As he did, Quinn opened it and walked outside.
“You look like a marshmallow,” Carly said.
Grady stifled a laugh, but Carly was right. Quinn wore a bulky pair of white ski pants and a puffy white winter coat, the kind with fur in the hood.
She glared at her sister. “I had to borrow it from Lucy. It’s not like I have ski clothes in my closet.”
“You’re going with?” Carly frowned.
“Yes, and you should come too so I don’t have to suffer through this day by myself.”
“It’ll be fun, Aunt Quinn,” Jaden said. “Promise.”
“You’ll have fun watching me make a fool of myself,” she said. “I, however, plan to have no fun.”
“That’s a great plan, Q.” Carly folded her arms. “Why are you going? Did you lose a bet?”
Another glare from Quinn, this time directed at Grady. She almost looked cute with the scowl on her face and in her ridiculous getup.
“I have Hailey’s ski clothes inside, so you won’t even have to go home and dig yours out of the closet.” Quinn turned toward Carly.
“I don’t ski, Quinn. This is Jaden’s thing.”

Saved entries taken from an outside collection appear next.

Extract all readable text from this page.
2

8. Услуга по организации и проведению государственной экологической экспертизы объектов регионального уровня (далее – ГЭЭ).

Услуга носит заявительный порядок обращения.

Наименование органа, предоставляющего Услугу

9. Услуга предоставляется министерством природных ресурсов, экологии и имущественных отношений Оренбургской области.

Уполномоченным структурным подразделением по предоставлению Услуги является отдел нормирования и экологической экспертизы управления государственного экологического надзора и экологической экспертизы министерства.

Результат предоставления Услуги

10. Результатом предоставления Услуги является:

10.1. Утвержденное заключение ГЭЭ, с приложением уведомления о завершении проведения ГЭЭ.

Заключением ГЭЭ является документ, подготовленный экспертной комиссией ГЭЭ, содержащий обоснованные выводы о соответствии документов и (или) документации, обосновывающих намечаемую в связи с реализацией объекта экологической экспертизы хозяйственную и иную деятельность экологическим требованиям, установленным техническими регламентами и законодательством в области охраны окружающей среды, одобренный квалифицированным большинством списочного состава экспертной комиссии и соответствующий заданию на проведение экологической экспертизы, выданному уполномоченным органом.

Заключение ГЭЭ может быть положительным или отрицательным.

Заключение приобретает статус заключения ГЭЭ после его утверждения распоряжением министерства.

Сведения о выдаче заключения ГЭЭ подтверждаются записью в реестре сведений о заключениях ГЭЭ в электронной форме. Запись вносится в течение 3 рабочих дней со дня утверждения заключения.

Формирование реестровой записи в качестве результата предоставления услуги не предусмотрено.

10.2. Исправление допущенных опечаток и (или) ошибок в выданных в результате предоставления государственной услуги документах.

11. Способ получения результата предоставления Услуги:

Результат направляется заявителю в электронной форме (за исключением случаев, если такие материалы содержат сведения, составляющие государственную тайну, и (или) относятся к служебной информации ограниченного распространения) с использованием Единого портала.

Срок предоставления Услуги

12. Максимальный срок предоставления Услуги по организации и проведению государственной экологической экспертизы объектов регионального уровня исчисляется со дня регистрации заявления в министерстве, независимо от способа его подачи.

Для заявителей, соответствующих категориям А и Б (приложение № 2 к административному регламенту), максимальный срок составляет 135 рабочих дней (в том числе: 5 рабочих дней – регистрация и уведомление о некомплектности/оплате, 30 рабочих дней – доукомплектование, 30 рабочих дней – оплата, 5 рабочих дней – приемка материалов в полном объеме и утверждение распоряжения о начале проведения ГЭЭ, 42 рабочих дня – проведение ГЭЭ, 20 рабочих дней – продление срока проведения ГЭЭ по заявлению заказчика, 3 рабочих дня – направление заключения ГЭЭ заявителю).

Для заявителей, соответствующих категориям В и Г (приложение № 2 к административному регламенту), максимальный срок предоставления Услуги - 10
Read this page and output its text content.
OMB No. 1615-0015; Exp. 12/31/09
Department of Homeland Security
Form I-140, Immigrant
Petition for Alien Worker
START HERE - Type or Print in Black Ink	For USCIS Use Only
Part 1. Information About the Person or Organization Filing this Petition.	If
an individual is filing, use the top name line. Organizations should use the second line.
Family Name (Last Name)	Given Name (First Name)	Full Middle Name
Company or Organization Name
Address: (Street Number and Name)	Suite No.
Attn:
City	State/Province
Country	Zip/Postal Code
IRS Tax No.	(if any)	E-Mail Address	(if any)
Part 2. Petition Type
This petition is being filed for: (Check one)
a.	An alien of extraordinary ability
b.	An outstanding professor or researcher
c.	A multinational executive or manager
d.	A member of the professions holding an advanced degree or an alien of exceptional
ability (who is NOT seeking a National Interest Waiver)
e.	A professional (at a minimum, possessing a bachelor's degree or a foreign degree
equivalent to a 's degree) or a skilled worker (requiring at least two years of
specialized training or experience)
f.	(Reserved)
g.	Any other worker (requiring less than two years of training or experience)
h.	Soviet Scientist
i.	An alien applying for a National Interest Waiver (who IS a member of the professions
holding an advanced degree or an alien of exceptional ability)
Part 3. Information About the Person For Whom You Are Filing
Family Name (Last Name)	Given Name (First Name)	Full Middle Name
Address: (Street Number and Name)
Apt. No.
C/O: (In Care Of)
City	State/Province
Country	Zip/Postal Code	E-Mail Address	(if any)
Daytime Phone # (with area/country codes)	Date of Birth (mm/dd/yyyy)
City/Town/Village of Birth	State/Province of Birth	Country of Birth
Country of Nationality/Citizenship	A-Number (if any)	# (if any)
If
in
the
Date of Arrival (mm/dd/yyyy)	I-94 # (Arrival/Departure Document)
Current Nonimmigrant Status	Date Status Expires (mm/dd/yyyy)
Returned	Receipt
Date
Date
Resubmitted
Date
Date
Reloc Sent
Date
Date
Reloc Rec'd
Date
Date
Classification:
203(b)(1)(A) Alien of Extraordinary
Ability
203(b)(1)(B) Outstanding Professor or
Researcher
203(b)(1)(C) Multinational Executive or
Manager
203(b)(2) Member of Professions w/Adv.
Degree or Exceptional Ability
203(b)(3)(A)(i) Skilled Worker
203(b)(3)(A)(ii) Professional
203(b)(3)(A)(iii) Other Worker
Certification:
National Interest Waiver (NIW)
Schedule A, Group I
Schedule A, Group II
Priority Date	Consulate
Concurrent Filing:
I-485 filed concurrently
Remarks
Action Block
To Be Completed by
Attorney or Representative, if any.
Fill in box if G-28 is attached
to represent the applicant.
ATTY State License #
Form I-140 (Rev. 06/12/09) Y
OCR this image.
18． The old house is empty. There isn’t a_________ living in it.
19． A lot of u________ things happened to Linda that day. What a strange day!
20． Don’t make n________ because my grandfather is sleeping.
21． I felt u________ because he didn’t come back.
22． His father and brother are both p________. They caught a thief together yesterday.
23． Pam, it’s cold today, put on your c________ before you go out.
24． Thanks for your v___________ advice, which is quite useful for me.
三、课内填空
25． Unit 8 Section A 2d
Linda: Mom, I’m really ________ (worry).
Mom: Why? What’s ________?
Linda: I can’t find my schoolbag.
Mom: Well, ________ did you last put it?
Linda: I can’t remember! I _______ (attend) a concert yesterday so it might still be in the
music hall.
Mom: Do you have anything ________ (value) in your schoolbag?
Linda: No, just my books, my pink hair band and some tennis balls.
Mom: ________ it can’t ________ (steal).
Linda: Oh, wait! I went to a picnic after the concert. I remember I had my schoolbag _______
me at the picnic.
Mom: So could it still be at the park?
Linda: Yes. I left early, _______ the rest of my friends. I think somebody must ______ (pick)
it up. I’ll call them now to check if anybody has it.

“I don’t ski either, but here I am.”
Carly groaned. “I was supposed to work today, and then I traded shifts with someone else and I was really looking forward to being home by myself and catching up on laundry.”
“Gee, you two really know how to have a good time,” Grady said. “I’m going to Hazel’s to get some coffee. When I get back we’re leaving. All of us.”
Carly groaned again. “I don’t want to go skiing.”
“Come on, Mom, it’ll be fun. You haven’t seen me up there in months. Maybe I can teach you a thing or two. Show you that you didn’t waste your money on those lessons.”
Grady wandered across the street to Hazel’s. He told Betsy who he was ordering for and she knew their drinks, as if she had them saved in some mental database or something. She stuck the cups in a cardboard carrier and handed them across the counter.
“It’s nice to see you acclimating to our small-town life,” she said.
Grady laughed. “This isn’t acclimation,” he said. “This is just passing the time until I can get out of here.”
“Well, that’s too bad.”
The voice came from behind him, and while he’d only heard it afew times, he recognized it immediately. He turned and found Judge Harrison, looking a little more irritated than Grady remembered.
He gritted his teeth to keep from saying something he’d regret.
“I was hoping our way of life might rub off on you,” the judge said.
“Don’t hold your breath.” Grady picked up the drinks and nodded at Betsy, who gave him a slight smile.
“Son, maybe there’s something here for you that you haven’t even thought of yet,” the judge said as Grady turned around.
“I can tell you with absolute certainty, Judge, there is nothing here for me.” He held the man’s gaze for a moment, then slipped out the front door and into the icy Michigan air.
If the judge thought keeping him here was going to teach him some kind of lesson, he was crazy. A familiar anger flared up inside him. His dad said this happened when things didn’t go his way.
“You can’t just quit because it doesn’t come the first time,” his father had told him after one particularly frustrating run years ago. “You get so mad and you give up.”
“Because I should be able to do that in my sleep.”